Wednesday, April 22, 2015

Instructionals - Addendum

I've touched on this topic before, but as the years have gone by the number of people trying to profit from instructionals has really watered down a lot of technique shown online. As a passionate practitioner of BJJ, I have seen hundreds of technique videos ranging from phone quality to high production dvd's and techniques that range from "this should never been shown ever" to some of the most outstanding techniques I wish I had thought of.  The issue is I find that many well known practitioners gain some notoriety in the sport and then produce a DVD of stuff that mostly is fluff or is not how they actually perform certain techniques.  A lot of garbage is put on DVD's and sold for ridiculous prices, these big name practitioners are preying on people new to the sport and basically swindling them of quality instruction.  Now I don't blame them entirely, if I was a high level competitor, I wouldn't share my "goto" techniques in a DVD either, the last thing I would want is for my future opponents to know exactly what I do.

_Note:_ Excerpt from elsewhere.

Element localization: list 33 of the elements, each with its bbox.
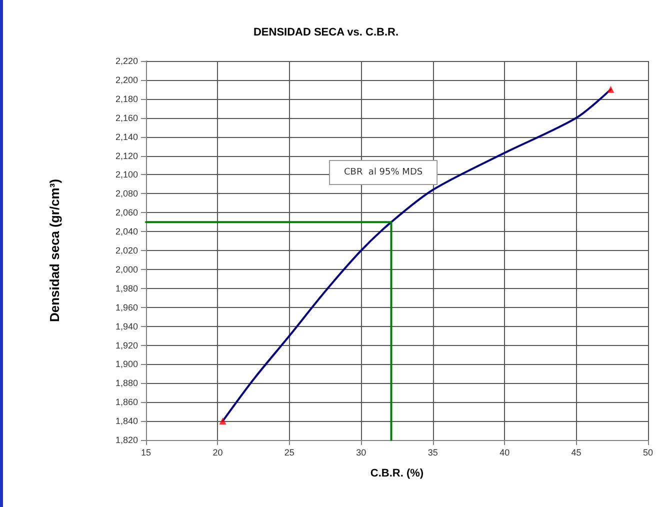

Not everything out there is garbage, but the fact of the matter is that most of it is garbage.  Here is a video of Vitor Shaolin showing a technique that probably won't work from a position that is not even real:


Then there's shoddy camera work and poor instruction on a solid technique from somebody I've never heard of, however this video is far superior to Shaolin's:


Then here's a video of Ari Bolden, who supposedly legitimately started training at some point, but clearly had a tremendous lack of knowledge of the basics in all of his technique videos.  Here's an armbar that may work on a soft white belt his first day:


This next video is a good one! I came across this video a few weeks ago and have used this technique several times with a lot of success.  BJJ black belt Kris Kim shares this "fly paper choke":


Not everything online is terrible, but I find that the majority of it is.  It's frustrating as an instructor when I have white and blue belt students wanting me to teach some technique they saw on YouTube that is 100% worthless.  I try to tell my students to stay away from instructional videos and to watch competition footage.  I watch everything, I have brought in techniques I've learned online before, but typically I have to sift through 50 garbage videos before I even find 1 that teaches proper technique.